Mais ce n'était pas la même chose.

D'abord parce que ces élèves-là sont de lucides et cultivés adolescents de 15 ans, au sens historique bien affirmé. On ne la leur fait pas.
Ensuite parce que... Vous allez voir.

Nous parlions du Cid, de la rencontre nocturne de Rodrigue et Chimène autour de l'épée ensanglantée, de l'horreur et de la violence de l'acte exigé. Et quelques élèves (des filles, forcément) de proclamer: "Elle aurait dû le tuer, puisqu'il le demandait. Moi, je l'aurais tué."
Et là... Qu'ai-je dit, exactement, et surtout, comment l'ai-je dit, pour qu'ils réagissent ainsi? Qu'est-ce qui est passé sur mon visage, qu'est-ce qui a filtré dans ma voix?
Je croyais avoir dit: "C'est beaucoup plus difficile que vous ne l'imaginez. D'abord c'est affreusement difficile de tuer quelqu'un de sang-froid, quelqu'un que vous n'êtes pas en train de combattre, qui ne se défend pas, qui n'est pas même armé.
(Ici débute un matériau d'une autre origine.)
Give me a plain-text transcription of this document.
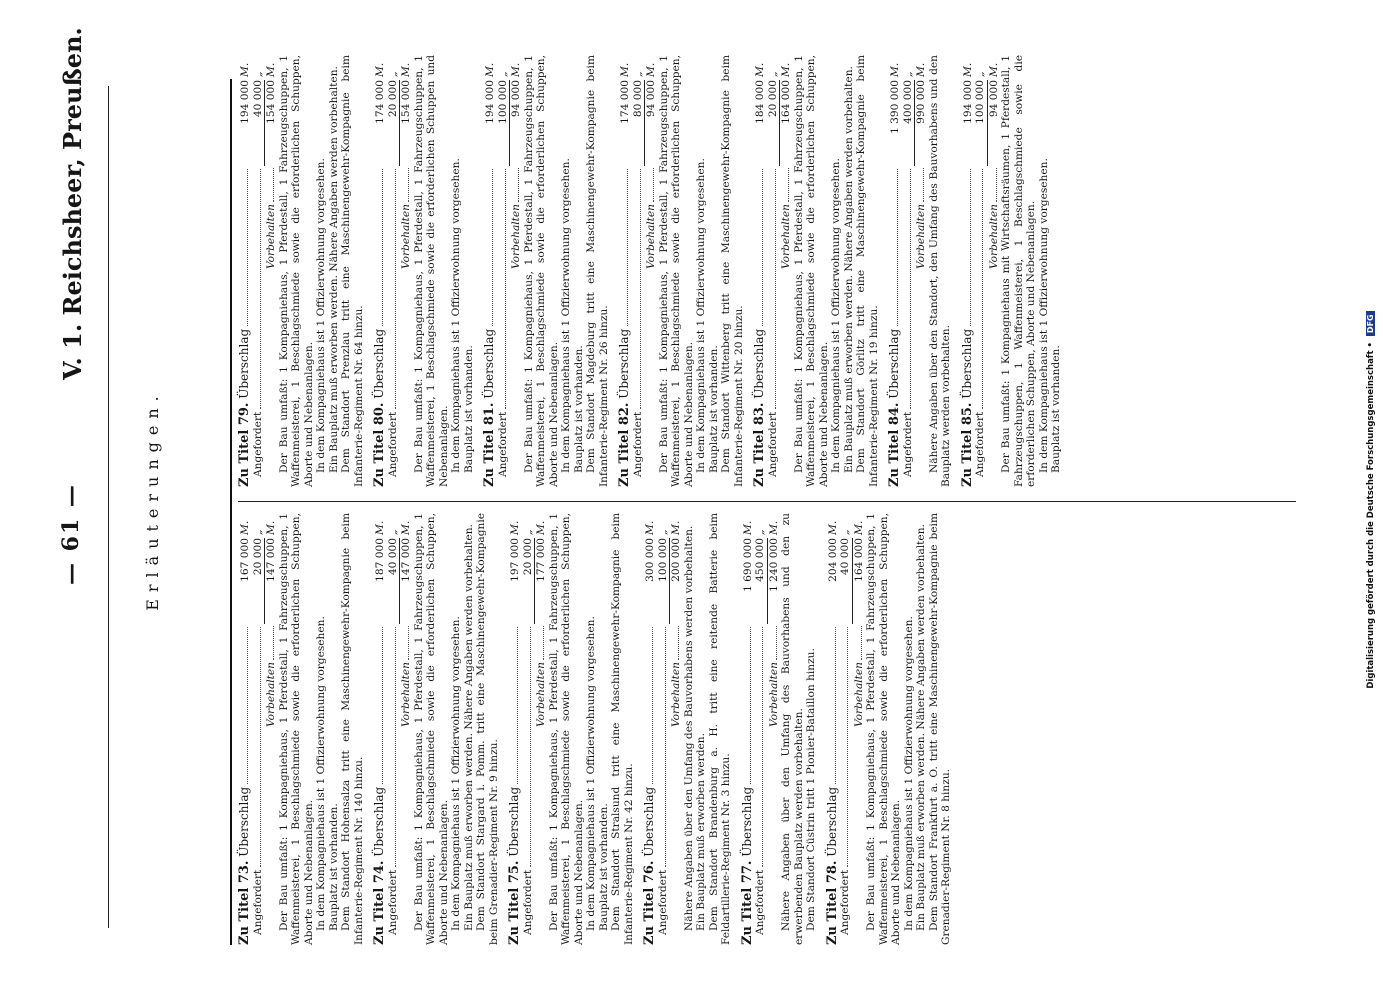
— 61 —
V. 1. Reichsheer, Preußen.
Erläuterungen.
Zu Titel 73. Überschlag
167 000
M.
Angefordert
20 000
„
Vorbehalten
147 000
M. Der Bau umfaßt: 1 Kompagniehaus, 1 Pferdestall, 1 Fahrzeugschuppen, 1 Waffenmeisterei, 1 Beschlagschmiede sowie die erforderlichen Schuppen, Aborte und Nebenanlagen. In dem Kompagniehaus ist 1 Offizierwohnung vorgesehen. Bauplatz ist vorhanden. Dem Standort Hohensalza tritt eine Maschinengewehr-Kompagnie beim Infanterie-Regiment Nr. 140 hinzu. Zu Titel 74. Überschlag
187 000
M.
Angefordert
40 000
„
Vorbehalten
147 000
M. Der Bau umfaßt: 1 Kompagniehaus, 1 Pferdestall, 1 Fahrzeugschuppen, 1 Waffenmeisterei, 1 Beschlagschmiede sowie die erforderlichen Schuppen, Aborte und Nebenanlagen. In dem Kompagniehaus ist 1 Offizierwohnung vorgesehen. Ein Bauplatz muß erworben werden. Nähere Angaben werden vorbehalten. Dem Standort Stargard i. Pomm. tritt eine Maschinengewehr-Kompagnie beim Grenadier-Regiment Nr. 9 hinzu. Zu Titel 75. Überschlag
197 000
M.
Angefordert
20 000
„
Vorbehalten
177 000
M. Der Bau umfaßt: 1 Kompagniehaus, 1 Pferdestall, 1 Fahrzeugschuppen, 1 Waffenmeisterei, 1 Beschlagschmiede sowie die erforderlichen Schuppen, Aborte und Nebenanlagen. In dem Kompagniehaus ist 1 Offizierwohnung vorgesehen. Bauplatz ist vorhanden. Dem Standort Stralsund tritt eine Maschinengewehr-Kompagnie beim Infanterie-Regiment Nr. 42 hinzu. Zu Titel 76. Überschlag
300 000
M.
Angefordert
100 000
„
Vorbehalten
200 000
M. Nähere Angaben über den Umfang des Bauvorhabens werden vorbehalten. Ein Bauplatz muß erworben werden. Dem Standort Brandenburg a. H. tritt eine reitende Batterie beim Feldartillerie-Regiment Nr. 3 hinzu. Zu Titel 77. Überschlag
1 690 000
M.
Angefordert
450 000
„
Vorbehalten
1 240 000
M. Nähere Angaben über den Umfang des Bauvorhabens und den zu erwerbenden Bauplatz werden vorbehalten. Dem Standort Cüstrin tritt 1 Pionier-Bataillon hinzu. Zu Titel 78. Überschlag
204 000
M.
Angefordert
40 000
„
Vorbehalten
164 000
M. Der Bau umfaßt: 1 Kompagniehaus, 1 Pferdestall, 1 Fahrzeugschuppen, 1 Waffenmeisterei, 1 Beschlagschmiede sowie die erforderlichen Schuppen, Aborte und Nebenanlagen. In dem Kompagniehaus ist 1 Offizierwohnung vorgesehen. Ein Bauplatz muß erworben werden. Nähere Angaben werden vorbehalten. Dem Standort Frankfurt a. O. tritt eine Maschinengewehr-Kompagnie beim Grenadier-Regiment Nr. 8 hinzu.
Zu Titel 79. Überschlag
194 000
M.
Angefordert
40 000
„
Vorbehalten
154 000
M. Der Bau umfaßt: 1 Kompagniehaus, 1 Pferdestall, 1 Fahrzeugschuppen, 1 Waffenmeisterei, 1 Beschlagschmiede sowie die erforderlichen Schuppen, Aborte und Nebenanlagen. In dem Kompagniehaus ist 1 Offizierwohnung vorgesehen. Ein Bauplatz muß erworben werden. Nähere Angaben werden vorbehalten. Dem Standort Prenzlau tritt eine Maschinengewehr-Kompagnie beim Infanterie-Regiment Nr. 64 hinzu. Zu Titel 80. Überschlag
174 000
M.
Angefordert
20 000
„
Vorbehalten
154 000
M. Der Bau umfaßt: 1 Kompagniehaus, 1 Pferdestall, 1 Fahrzeugschuppen, 1 Waffenmeisterei, 1 Beschlagschmiede sowie die erforderlichen Schuppen und Nebenanlagen. In dem Kompagniehaus ist 1 Offizierwohnung vorgesehen. Bauplatz ist vorhanden. Zu Titel 81. Überschlag
194 000
M.
Angefordert
100 000
„
Vorbehalten
94 000
M. Der Bau umfaßt: 1 Kompagniehaus, 1 Pferdestall, 1 Fahrzeugschuppen, 1 Waffenmeisterei, 1 Beschlagschmiede sowie die erforderlichen Schuppen, Aborte und Nebenanlagen. In dem Kompagniehaus ist 1 Offizierwohnung vorgesehen. Bauplatz ist vorhanden. Dem Standort Magdeburg tritt eine Maschinengewehr-Kompagnie beim Infanterie-Regiment Nr. 26 hinzu. Zu Titel 82. Überschlag
174 000
M.
Angefordert
80 000
„
Vorbehalten
94 000
M. Der Bau umfaßt: 1 Kompagniehaus, 1 Pferdestall, 1 Fahrzeugschuppen, 1 Waffenmeisterei, 1 Beschlagschmiede sowie die erforderlichen Schuppen, Aborte und Nebenanlagen. In dem Kompagniehaus ist 1 Offizierwohnung vorgesehen. Bauplatz ist vorhanden. Dem Standort Wittenberg tritt eine Maschinengewehr-Kompagnie beim Infanterie-Regiment Nr. 20 hinzu. Zu Titel 83. Überschlag
184 000
M.
Angefordert
20 000
„
Vorbehalten
164 000
M. Der Bau umfaßt: 1 Kompagniehaus, 1 Pferdestall, 1 Fahrzeugschuppen, 1 Waffenmeisterei, 1 Beschlagschmiede sowie die erforderlichen Schuppen, Aborte und Nebenanlagen. In dem Kompagniehaus ist 1 Offizierwohnung vorgesehen. Ein Bauplatz muß erworben werden. Nähere Angaben werden vorbehalten. Dem Standort Görlitz tritt eine Maschinengewehr-Kompagnie beim Infanterie-Regiment Nr. 19 hinzu. Zu Titel 84. Überschlag
1 390 000
M.
Angefordert
400 000
„
Vorbehalten
990 000
M. Nähere Angaben über den Standort, den Umfang des Bauvorhabens und den Bauplatz werden vorbehalten. Zu Titel 85. Überschlag
194 000
M.
Angefordert
100 000
„
Vorbehalten
94 000
M. Der Bau umfaßt: 1 Kompagniehaus mit Wirtschaftsräumen, 1 Pferdestall, 1 Fahrzeugschuppen, 1 Waffenmeisterei, 1 Beschlagschmiede sowie die erforderlichen Schuppen, Aborte und Nebenanlagen. In dem Kompagniehaus ist 1 Offizierwohnung vorgesehen. Bauplatz ist vorhanden.	Digitalisierung gefördert durch die Deutsche Forschungsgemeinschaft • DFG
Et si en plus c'est l'homme que vous aimez (ai-je dit "même s'il le faut", ai-je dit "même s'il l'a mérité"?) alors c'est presque impossible."
J'ai dû dire "Croyez moi." J'ai dû dire cela. Je ne sais pas.
Je sais qu'il y a eu un silence. Que quelqu'un (un garçon - mais qui, qui?) a murmuré: "Vous l'avez fait? On dirait que vous l'avez fait."
Un silence et une ombre. Un étau froid, de ceux qui vous saisissent quand vous découvrez soudain des ténèbres en un lieu familier, en un être familier. Un frisson, de ceux qui vous parcourent quand le monde se révèle plus profond et plus sombre que vous n'attendiez.
Je sais, avec certitude, que je n'ai pas répondu.
Et qu'aucun n'a osé me poser à nouveau la question.

dimanche 14 mai 2006

TRIADES

Je me souviens de deux.
C'était il y a longtemps, dans un autre monde, deux fois un autre monde, donc.
Mais je m'en souviens aujourd'hui parce que c'est leur magie et leur fonction, dire les choses trop immenses, trop graves, trop pesantes et trop dérisoires pour être dites.
Deux triades, donc, prononcées dans la beauté étrangère, dans l'harmonie décalée, d'une salle de banquet aux marches des Cours du Chaos. Je me souviens des mots et des regards, et des voix qui les ont prononcés.

Douloureux comme...
— L'aube qui sépare les amants.

Un lieu commun. Il est des choses bien plus terribles que l'aube pour séparer les amants, des herses bien plus tranchantes et plus lourdes.
— Le désir inassouvi.
Encore une banalité. Ou pas. Ou il faut rappeler que le désir compte, quoi que disent les fables, qu'on n'esquive pas le désir, ni son absence. Qu'il a son rôle à jouer dans l'amour, ni un trop grand rôle ni un trop petit.
Et puis la femme aux cheveux d'or, qui connaît depuis longtemps les cent nuances de désirs et d'amours achève la triade:
— Le désir, assouvi.
Et c'est plus qu'un retournement facile, qu'une astuce rhétorique. C'est dire la douleur du désir qui s'étiole, de l'amour qui s'éteint, l'inacceptable absolu de ce qui était, immense et infini, et qui, sans raison, sans cataclysme, sans deuil, cesse d'être.
C'est le première triade dont je me souviens, aujourd'hui.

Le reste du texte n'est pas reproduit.